Some of my earliest memories involve dreaming up my own games. I can pinpoint it all the way back goofy scribbled drawings of Megaman bosses that were awesome in a really terrible way (Raiden Man? Funny that I now work on Mortal Kombat). I would doodle and scribble and dream of games all the live long day… What’s the point here? The point, is that it was a solo activity. It was mental masturbation. It was self flagellated fantasy. I was alone, as we naturally are when we dream up games in our spare time. But that is not how I have spent the last 4 years.

No, in fact, it has been the exact opposite. Designing at RAD was always a collaborative effort. A meeting of the minds. The early days of a project are LIVED in the conference rooms.
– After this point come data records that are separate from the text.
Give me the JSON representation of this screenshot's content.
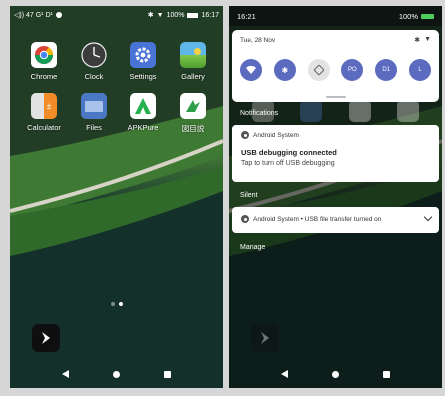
{
  "left_phone": {
    "status": {
      "left_text": "◁)) 47  G¹  D¹",
      "right_text": "100%",
      "time": "16:17"
    },
    "apps": [
      {
        "label": "Chrome",
        "icon": "chrome-icon"
      },
      {
        "label": "Clock",
        "icon": "clock-icon"
      },
      {
        "label": "Settings",
        "icon": "settings-gear-icon"
      },
      {
        "label": "Gallery",
        "icon": "gallery-icon"
      },
      {
        "label": "Calculator",
        "icon": "calculator-icon"
      },
      {
        "label": "Files",
        "icon": "files-icon"
      },
      {
        "label": "APKPure",
        "icon": "apkpure-icon"
      },
      {
        "label": "図目説",
        "icon": "green-app-icon"
      }
    ],
    "page_count": 2,
    "current_page": 2
  },
  "right_phone": {
    "status": {
      "time": "16:21",
      "battery": "100%"
    },
    "quick_settings": {
      "date": "Tue, 28 Nov",
      "tiles": [
        {
          "label": "",
          "icon": "wifi-icon",
          "active": true
        },
        {
          "label": "",
          "icon": "bluetooth-icon",
          "active": true
        },
        {
          "label": "",
          "icon": "rotate-icon",
          "active": false
        },
        {
          "label": "PO",
          "icon": "",
          "active": true
        },
        {
          "label": "D1",
          "icon": "",
          "active": true
        },
        {
          "label": "L",
          "icon": "",
          "active": true
        }
      ]
    },
    "notifications_header": "Notifications",
    "notification": {
      "app": "Android System",
      "title": "USB debugging connected",
      "body": "Tap to turn off USB debugging"
    },
    "silent_header": "Silent",
    "silent_notification": "Android System • USB file transfer turned on",
    "manage_label": "Manage"
  },
  "colors": {
    "tile_active": "#5c6bc0",
    "battery_green": "#4ccf59"
  }
}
A life that is predicated on long moments of pregnant silence intercut with fervent dashes of meaning and progress, and maybe just a little bit too much youtube in between. You can almost imagine a maelstrom of ideas weaving like a tapestry over the conference room table. All fighting for dominance. Ok, maybe that image is a little strong, but the point is that you are never alone. At least not for very long. It is true that we break to design on our own, but it is always for the express purpose of coming back to the group refreshed. Ready to share more ideas with the group, or to solve a problem.

So what’s the problem?

The problem is that I wish to make better use of my free time, so recently I have been writing down game ideas. An activity that exists to enliven my creativity and bolster my experience. The PROBLEM is that the entire affair has felt wrong. It has felt horribly, critically flawed, and I realized that with every fiber of my being I wished–needed–to share with the group. What group? There is no group. Just me!
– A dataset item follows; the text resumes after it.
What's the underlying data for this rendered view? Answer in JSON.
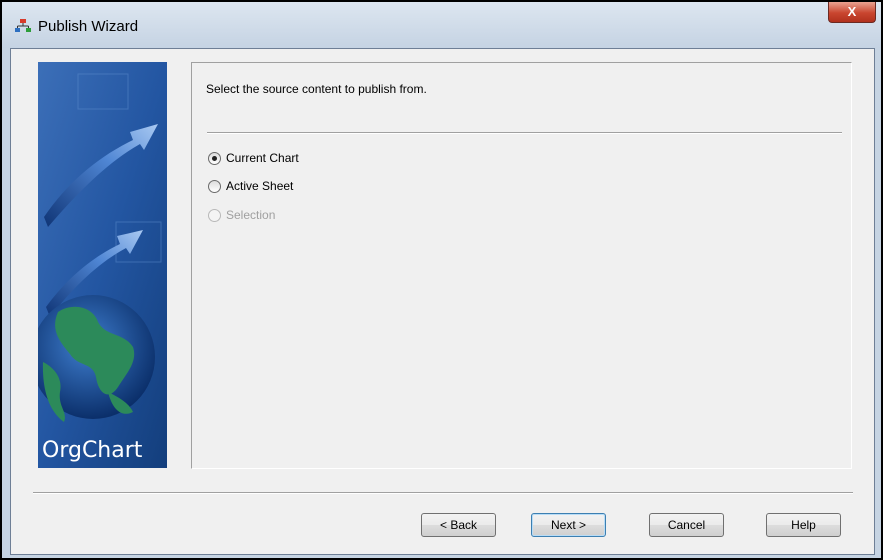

An odd feeling. Part of me feels I’ve been ruined. It feels eerily like a lack in confidence. I don’t TRUST my own ideas. Well, that’s true. I don’t. No one should trust their own ideas. Four years of experiences are screaming at me not to trust my own ideas, because invariably some insight eludes you on your own. You miss a glaring flaw, or you miss a glaring addition.

On the upsides of, “things beaten into me in game development”, I spend much more time on paper design. A good by product of living this life. Four years ago I would have said, “yeah that’s good enough” and jumped right into making things. Is that what I should be making? Who knows! Certainly not me.

Measure twice, cut once.

Wisdom that can only be learned by personally being the asshole who never even bothered to measure in the first place.